New Device Utilizes Carbon Nanotubes to Trap Viruses

Researchers have developed a portable device that utilizes carbon nanotubes to capture viruses based on size. The device may allow for earlier detection and identification of harmful viruses. The findings are in a paper that was just published in the journal Science Advances.

Viruses can be difficult to detect early, especially when concentrations are still low and patients aren’t showing symptoms. Current methods require a sample with a high virus count to work properly. Yet detecting a virus early can be critically important for preventing a disease outbreak.

Researchers from Pennsylvania State University developed a new technique for trapping and sorting viruses. They designed a portable device called the carbon nanotube size-tunable enrichment microdevice (CNT-STEM). The CNT-STEM consists of a variety of tiny carbon nanotubes, ranging from 17 to 325 nanometers. After being filtered to remove bacteria and other contaminants, a sample is passed through the device. The carbon nanotubes trap viruses while allowing smaller molecules to pass by freely. Once the viruses build up and become concentrated, they can be isolated and studied. The CNT-STEM even works with very dilute samples. The device can be especially useful for discovering new viruses since the nanotubes trap them based on size; current methods would require some kind of molecular label or an antibody that matches the virus. With the CNT-STEM, new viruses can be trapped, concentrated, and then sequenced.

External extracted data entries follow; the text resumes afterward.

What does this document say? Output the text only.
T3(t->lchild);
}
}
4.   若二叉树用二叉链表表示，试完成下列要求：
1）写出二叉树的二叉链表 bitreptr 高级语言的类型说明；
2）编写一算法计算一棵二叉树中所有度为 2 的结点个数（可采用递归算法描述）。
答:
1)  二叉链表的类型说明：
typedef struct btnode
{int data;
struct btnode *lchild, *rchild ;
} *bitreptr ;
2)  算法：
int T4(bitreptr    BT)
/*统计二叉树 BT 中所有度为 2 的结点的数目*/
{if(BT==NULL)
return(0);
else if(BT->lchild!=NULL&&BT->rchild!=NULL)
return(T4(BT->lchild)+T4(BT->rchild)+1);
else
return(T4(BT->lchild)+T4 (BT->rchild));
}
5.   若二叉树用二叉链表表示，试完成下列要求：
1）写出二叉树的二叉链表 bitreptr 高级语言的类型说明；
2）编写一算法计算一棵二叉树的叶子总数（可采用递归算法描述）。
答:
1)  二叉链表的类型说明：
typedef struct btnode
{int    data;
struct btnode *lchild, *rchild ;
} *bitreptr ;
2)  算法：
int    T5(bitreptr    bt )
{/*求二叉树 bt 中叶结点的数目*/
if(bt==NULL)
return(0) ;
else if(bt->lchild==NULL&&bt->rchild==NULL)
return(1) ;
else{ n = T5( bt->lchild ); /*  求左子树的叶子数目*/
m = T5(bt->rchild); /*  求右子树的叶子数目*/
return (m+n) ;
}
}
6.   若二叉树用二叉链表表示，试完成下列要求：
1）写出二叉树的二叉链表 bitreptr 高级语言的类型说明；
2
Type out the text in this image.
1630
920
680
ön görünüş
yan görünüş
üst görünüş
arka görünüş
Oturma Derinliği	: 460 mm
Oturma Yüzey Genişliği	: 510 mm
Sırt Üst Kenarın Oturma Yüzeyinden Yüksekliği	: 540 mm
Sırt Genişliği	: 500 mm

The research team tested the CNT-STEM on two viruses, both avian flu strains. The device was able to isolate enough viruses for the team to detect and identify the strains. The team found that their device was 100 times better at isolating and concentrating viruses than current laboratory methods. The CNT-STEM is also lightweight and small, making it a better choice for field research.

The CNT-STEM will allow scientists to quickly and easily trap viruses for identification. The device would allow for early detection of viruses, helping prevent dangerous outbreaks.

REFERENCE

Yeh et al. Tunable and label-free virus enrichment for ultrasensitive virus detection using carbon nanotube arrays. Science Advances (2016).